Dia mengatakan bahwa jet tempur (Gripen) itu akan menjadi bagian dari pasukan perdamaian ASEAN ketika pada saatnya ASEAN Community (AC) dibentuk pada tahun 2015. RTAF membeli jet tempur Gripen dari Saab, yang merupakan perusahaan kedirgantaraan Swedia, untuk mengantikan jet tempur F-5 buatan AS yang sudah dinonaktifkan sejak tahun 2007 silam.

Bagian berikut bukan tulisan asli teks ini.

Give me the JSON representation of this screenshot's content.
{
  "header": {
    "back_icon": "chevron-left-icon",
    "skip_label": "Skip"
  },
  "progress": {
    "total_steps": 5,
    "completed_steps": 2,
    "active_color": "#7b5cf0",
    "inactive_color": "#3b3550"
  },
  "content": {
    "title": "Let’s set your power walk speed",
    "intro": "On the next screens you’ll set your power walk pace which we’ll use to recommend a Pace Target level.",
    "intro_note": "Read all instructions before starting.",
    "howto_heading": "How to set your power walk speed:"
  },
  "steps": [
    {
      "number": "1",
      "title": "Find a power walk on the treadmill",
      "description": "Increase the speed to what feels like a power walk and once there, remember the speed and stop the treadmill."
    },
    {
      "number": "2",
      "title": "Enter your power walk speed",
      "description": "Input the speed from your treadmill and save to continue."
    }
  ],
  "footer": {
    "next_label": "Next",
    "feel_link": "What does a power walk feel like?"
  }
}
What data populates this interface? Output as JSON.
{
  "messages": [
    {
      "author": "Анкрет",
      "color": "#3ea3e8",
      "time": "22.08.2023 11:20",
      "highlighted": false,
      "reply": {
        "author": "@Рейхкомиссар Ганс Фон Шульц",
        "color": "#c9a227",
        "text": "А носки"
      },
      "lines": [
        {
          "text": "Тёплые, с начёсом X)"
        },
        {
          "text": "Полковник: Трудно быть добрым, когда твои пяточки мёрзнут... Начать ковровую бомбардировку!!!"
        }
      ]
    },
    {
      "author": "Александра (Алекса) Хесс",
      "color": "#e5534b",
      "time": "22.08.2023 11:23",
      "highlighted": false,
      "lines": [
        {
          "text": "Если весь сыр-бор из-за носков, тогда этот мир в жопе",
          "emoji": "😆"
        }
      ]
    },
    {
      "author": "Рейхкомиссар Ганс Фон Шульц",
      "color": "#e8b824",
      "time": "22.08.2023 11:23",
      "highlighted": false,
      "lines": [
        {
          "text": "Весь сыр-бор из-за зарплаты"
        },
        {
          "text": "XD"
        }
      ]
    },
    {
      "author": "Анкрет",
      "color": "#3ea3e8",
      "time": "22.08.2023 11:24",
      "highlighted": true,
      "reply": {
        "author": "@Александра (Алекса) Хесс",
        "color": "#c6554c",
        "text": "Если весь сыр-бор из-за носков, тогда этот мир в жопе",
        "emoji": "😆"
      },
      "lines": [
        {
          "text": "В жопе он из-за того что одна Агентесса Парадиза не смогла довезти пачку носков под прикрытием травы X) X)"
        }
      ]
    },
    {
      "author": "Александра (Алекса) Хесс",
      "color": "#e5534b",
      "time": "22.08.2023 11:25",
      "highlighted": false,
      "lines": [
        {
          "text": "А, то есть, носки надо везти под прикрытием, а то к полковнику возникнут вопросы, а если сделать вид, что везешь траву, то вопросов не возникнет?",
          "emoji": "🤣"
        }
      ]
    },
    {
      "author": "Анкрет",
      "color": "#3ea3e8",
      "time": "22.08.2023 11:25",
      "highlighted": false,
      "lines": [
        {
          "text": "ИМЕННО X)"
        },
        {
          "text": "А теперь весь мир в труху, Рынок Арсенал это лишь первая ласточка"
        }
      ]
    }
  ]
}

Pengadaaan terjadi dalam dua tahap. Yang pertama terdiri dari enam jet tempur Gripen, satu pesawat kontrol dan peringatan dini Saab 340 AEW dan pesawat angkut Saab 340 B1 (saat ini dua unit aktif), yang secara bertahap diterima di 2010 dan 2011. Pada tahun 2012 kembali terima 1 unit pesawat kontrol dan peringatan dini Saab 340 AEW.
Sedangkan tahap kedua terdiri dari enam pesawat tempur Gripen yang akan rampung diterima Thailand pada tahun ini. Sebelumnya tiga jet tempur Gripen sudah diterima pada April lalu (masih sisa 3).